During my high school career, I was honored to be chosen to represent the United States as a foreign exchange student in the American Field Service program. My arrival in Lima, Peru, was awesome. People cheered for our group of American students. They smiled and waved to us as we disembarked and I felt very special, very loved.

They sought to show their excitement and acceptance by trying to speak English. Amazingly, all of them could speak fairly well, since English was taught to every Peruvian student. Americans were respected and our nation was considered to be made of fine, upstanding people, ruled by a democratic and forward-thinking government. We were noted as global peacemakers.

I was proud to be American and although I learned to love Lima and all of the kind and generous people I had met there, I was, nonetheless, thrilled to return home months later. I remember tears rolling down my cheeks at the first school assembly of my senior year, as the band played "The Star-Spangled Banner" and the entire audience stood in respect.

However, times have changed. Only months ago, a business associate told me of a trip that she and her husband had just made to Germany. She said the atmosphere of hostility toward the American government was intimidating.

She and her husband were so uncomfortable that they actually began lying about where they were from. How sad. They chose to say that they were Canadians and not reveal anything of their actual affiliation with the United States. The ill will of other nations toward our aggressive and arrogant government image is becoming more prevalent and more alarming.

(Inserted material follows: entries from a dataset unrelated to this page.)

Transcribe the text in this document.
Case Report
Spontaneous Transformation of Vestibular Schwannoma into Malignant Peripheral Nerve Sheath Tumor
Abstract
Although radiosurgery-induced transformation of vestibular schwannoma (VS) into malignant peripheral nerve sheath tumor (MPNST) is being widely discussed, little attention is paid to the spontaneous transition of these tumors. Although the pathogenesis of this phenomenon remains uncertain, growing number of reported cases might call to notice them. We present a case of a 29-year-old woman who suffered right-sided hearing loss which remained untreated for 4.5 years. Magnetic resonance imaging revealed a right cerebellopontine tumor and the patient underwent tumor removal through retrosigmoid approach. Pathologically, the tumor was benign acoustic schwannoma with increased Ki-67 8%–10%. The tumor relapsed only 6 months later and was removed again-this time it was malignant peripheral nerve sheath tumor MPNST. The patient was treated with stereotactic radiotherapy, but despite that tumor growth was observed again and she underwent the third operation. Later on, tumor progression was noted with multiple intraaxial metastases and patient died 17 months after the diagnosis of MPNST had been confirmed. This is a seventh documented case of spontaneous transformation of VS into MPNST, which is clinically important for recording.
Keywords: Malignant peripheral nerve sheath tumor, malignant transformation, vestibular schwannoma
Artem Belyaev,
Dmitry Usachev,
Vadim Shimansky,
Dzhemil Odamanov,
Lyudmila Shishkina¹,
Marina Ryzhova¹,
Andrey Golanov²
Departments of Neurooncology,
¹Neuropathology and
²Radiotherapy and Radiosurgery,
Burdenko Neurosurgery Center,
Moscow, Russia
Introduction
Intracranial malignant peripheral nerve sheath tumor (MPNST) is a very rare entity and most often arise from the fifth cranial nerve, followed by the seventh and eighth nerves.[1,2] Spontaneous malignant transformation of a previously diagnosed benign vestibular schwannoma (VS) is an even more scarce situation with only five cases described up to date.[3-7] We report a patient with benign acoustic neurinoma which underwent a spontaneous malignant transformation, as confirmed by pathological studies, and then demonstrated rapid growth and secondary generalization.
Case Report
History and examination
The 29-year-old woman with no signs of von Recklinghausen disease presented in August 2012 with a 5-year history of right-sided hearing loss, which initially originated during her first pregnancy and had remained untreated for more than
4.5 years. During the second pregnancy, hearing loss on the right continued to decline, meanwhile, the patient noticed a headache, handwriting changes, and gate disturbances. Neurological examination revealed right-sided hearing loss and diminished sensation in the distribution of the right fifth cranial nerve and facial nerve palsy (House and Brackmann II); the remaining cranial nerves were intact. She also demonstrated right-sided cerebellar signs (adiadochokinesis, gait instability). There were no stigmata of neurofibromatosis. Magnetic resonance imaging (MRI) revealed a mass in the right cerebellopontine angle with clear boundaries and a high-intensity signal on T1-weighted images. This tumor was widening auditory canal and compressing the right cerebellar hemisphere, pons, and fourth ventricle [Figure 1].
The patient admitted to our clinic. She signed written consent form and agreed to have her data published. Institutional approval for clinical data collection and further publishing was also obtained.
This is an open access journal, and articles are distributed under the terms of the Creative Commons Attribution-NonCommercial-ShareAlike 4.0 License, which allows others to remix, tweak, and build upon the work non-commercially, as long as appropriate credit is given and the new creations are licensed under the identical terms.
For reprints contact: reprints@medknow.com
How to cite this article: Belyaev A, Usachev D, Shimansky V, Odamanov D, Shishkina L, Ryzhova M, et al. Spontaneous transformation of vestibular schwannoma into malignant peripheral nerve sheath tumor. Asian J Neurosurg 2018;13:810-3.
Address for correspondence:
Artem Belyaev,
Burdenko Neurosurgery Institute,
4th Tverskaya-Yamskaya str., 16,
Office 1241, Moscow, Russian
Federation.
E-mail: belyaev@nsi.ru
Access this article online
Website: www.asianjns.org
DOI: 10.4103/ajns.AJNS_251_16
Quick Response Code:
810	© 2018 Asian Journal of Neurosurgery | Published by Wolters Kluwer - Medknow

It is time for us to rethink the direction that our government has chosen as domineering world rulers and strive to return to being civilized world leaders. Americans are intelligent and gifted enough to lead peacefully, with a great conscience, a philanthropic mind-set and a humble and respectful attitude.

The United States consists of a number of individuals living a "we" philosophy, as in "we the people of these United States," but I would love to boast that my country, as a whole, exemplifies this elevated attitude of caring for one another.

Gandhi said, "Be the change you want to see in the world." I take that statement to heart and endeavor to apply the concept to my everyday life.

When I stand in line at the grocery store, rather than being on guard to see who is cheating at the "7 items or less" line, I look around for who I can be assisting. What elderly person could use a hand? Rather than questioning what this store can do for me or how these employees can make my life easier, I make the effort to be a warm and courteous customer.

It's a small start, but all change has to begin somewhere. If we each endeavor to live a gracious life, respecting other human beings, if we start from the bottom up, so to speak, perhaps "we the people" can take back our global reputation. The only way to encourage our government to reflect our civility and humility is to make use of our vote.

So I will make sure that I am taking time to consider each candidate carefully. Those politicians who are working toward a more global attitude of cooperation will be the levers I will be tugging on. I am thrilled to be living in a country where I am allowed to vote and voice my opinion. So, I will do just that.